Krylov Winding and Emergent Coherence in Operator Growth Dynamics
Abstract
The operator wavefunction provides a fine-grained description of quantum chaos and of the irreversible growth of simple operators into increasingly complex ones. Remarkably, at finite temperature this wavefunction can acquire a phase that increases linearly with the operator's size, a phenomenon called size winding. Although size winding occurs naturally in a holographic setting, the emergence of a coherent phase in a scrambled operator remains mysterious from the standpoint of a thermalizing quantum many-body system.
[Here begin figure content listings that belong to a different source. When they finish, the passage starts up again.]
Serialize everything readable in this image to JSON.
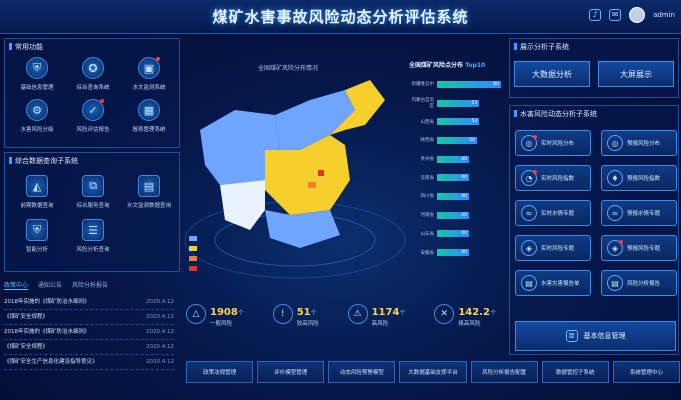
{
  "header": {
    "title": "煤矿水害事故风险动态分析评估系统",
    "user": "admin"
  },
  "common": {
    "title": "常用功能",
    "items": [
      {
        "label": "基础信息管理",
        "icon": "user-shield-icon",
        "alert": false
      },
      {
        "label": "综合查询系统",
        "icon": "medal-icon",
        "alert": false
      },
      {
        "label": "水文监测系统",
        "icon": "monitor-icon",
        "alert": true
      },
      {
        "label": "水害风险分级",
        "icon": "gear-icon",
        "alert": false
      },
      {
        "label": "风险评估报告",
        "icon": "shield-check-icon",
        "alert": true
      },
      {
        "label": "报表管理系统",
        "icon": "table-icon",
        "alert": false
      }
    ]
  },
  "database": {
    "title": "综合数据查询子系统",
    "items": [
      {
        "label": "前期数据查询",
        "icon": "chart-icon",
        "alert": false
      },
      {
        "label": "综合服务查询",
        "icon": "network-icon",
        "alert": false
      },
      {
        "label": "水文监测数据查询",
        "icon": "document-icon",
        "alert": false
      },
      {
        "label": "智能分析",
        "icon": "shield-icon",
        "alert": false
      },
      {
        "label": "风险分析查询",
        "icon": "list-icon",
        "alert": false
      }
    ]
  },
  "news": {
    "tabs": [
      "政策中心",
      "通知公告",
      "风险分析报告"
    ],
    "active": 0,
    "items": [
      {
        "title": "2018年实施的《煤矿防治水细则》",
        "date": "2020.4.12"
      },
      {
        "title": "《煤矿安全规程》",
        "date": "2020.4.12"
      },
      {
        "title": "2018年实施的《煤矿防治水细则》",
        "date": "2020.4.12"
      },
      {
        "title": "《煤矿安全规程》",
        "date": "2020.4.12"
      },
      {
        "title": "《煤矿安全生产信息化建设指导意见》",
        "date": "2020.4.12"
      }
    ]
  },
  "map": {
    "title": "全国煤矿风险分布情况",
    "legend_colors": [
      "#6fa4ff",
      "#f5cf2c",
      "#f1802a",
      "#e0312b"
    ]
  },
  "stats": [
    {
      "value": "1908",
      "unit": "个",
      "label": "一般风险",
      "icon": "triangle-alert-icon"
    },
    {
      "value": "51",
      "unit": "个",
      "label": "较高风险",
      "icon": "alert-icon"
    },
    {
      "value": "1174",
      "unit": "个",
      "label": "高风险",
      "icon": "warning-icon"
    },
    {
      "value": "142.2",
      "unit": "个",
      "label": "极高风险",
      "icon": "danger-icon"
    }
  ],
  "ranking": {
    "title_prefix": "全国煤矿风险点分布",
    "title_highlight": "Top10",
    "items": [
      {
        "name": "新疆维吾尔",
        "value": 80
      },
      {
        "name": "内蒙古自治区",
        "value": 53
      },
      {
        "name": "山西省",
        "value": 53
      },
      {
        "name": "陕西省",
        "value": 50
      },
      {
        "name": "贵州省",
        "value": 40
      },
      {
        "name": "云南省",
        "value": 40
      },
      {
        "name": "四川省",
        "value": 40
      },
      {
        "name": "河南省",
        "value": 40
      },
      {
        "name": "山东省",
        "value": 40
      },
      {
        "name": "安徽省",
        "value": 40
      }
    ]
  },
  "display": {
    "title": "展示分析子系统",
    "big_data": "大数据分析",
    "big_screen": "大屏展示"
  },
  "water": {
    "title": "水害风险动态分析子系统",
    "items": [
      {
        "label": "实时风险分布",
        "icon": "target-icon",
        "alert": true
      },
      {
        "label": "预报风险分布",
        "icon": "target-icon",
        "alert": false
      },
      {
        "label": "实时风险指数",
        "icon": "gauge-icon",
        "alert": true
      },
      {
        "label": "预报风险指数",
        "icon": "drop-icon",
        "alert": false
      },
      {
        "label": "实时水情专题",
        "icon": "water-icon",
        "alert": false
      },
      {
        "label": "预报水情专题",
        "icon": "water-icon",
        "alert": false
      },
      {
        "label": "实时风险专题",
        "icon": "cube-icon",
        "alert": false
      },
      {
        "label": "预报风险专题",
        "icon": "cube-icon",
        "alert": true
      },
      {
        "label": "水害灾害报告单",
        "icon": "report-icon",
        "alert": false
      },
      {
        "label": "风险分析报告",
        "icon": "report-icon",
        "alert": false
      }
    ]
  },
  "management": {
    "label": "基本信息管理",
    "icon": "database-icon"
  },
  "nav": [
    "政策法规管理",
    "评价模型管理",
    "动态风险预警模型",
    "大数据基础支撑平台",
    "风险分析报告配置",
    "数据管控子系统",
    "系统管理中心"
  ]
}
In this work, we elucidate this phenomenon by introducing the related concept of Krylov winding, whereby the operator wavefunction acquires a phase which winds linearly with the Krylov index. We show that Krylov winding is a generic feature of quantum chaotic systems and is a direct consequence of the universal operator growth bound hypothesis. It gives rise to size winding under two additional conditions: (i) a low-rank mapping between the Krylov and size bases, which ensures phase alignment among operators of the same size, and (ii) the saturation of the ``chaos-operator growth'' bound λL ≤ 2 α (with λL the Lyapunov exponent and α the growth rate), which ensures a linear phase dependence on size. For systems which do not saturate this bound, with h = λL / 2α <1, the winding with Pauli size becomes superlinear, behaving as 1/h. We illustrate these results with two classes of microscopic models: the Sachdev-Ye-Kitaev (SYK) model and its variants, and a disordered k-local spin model.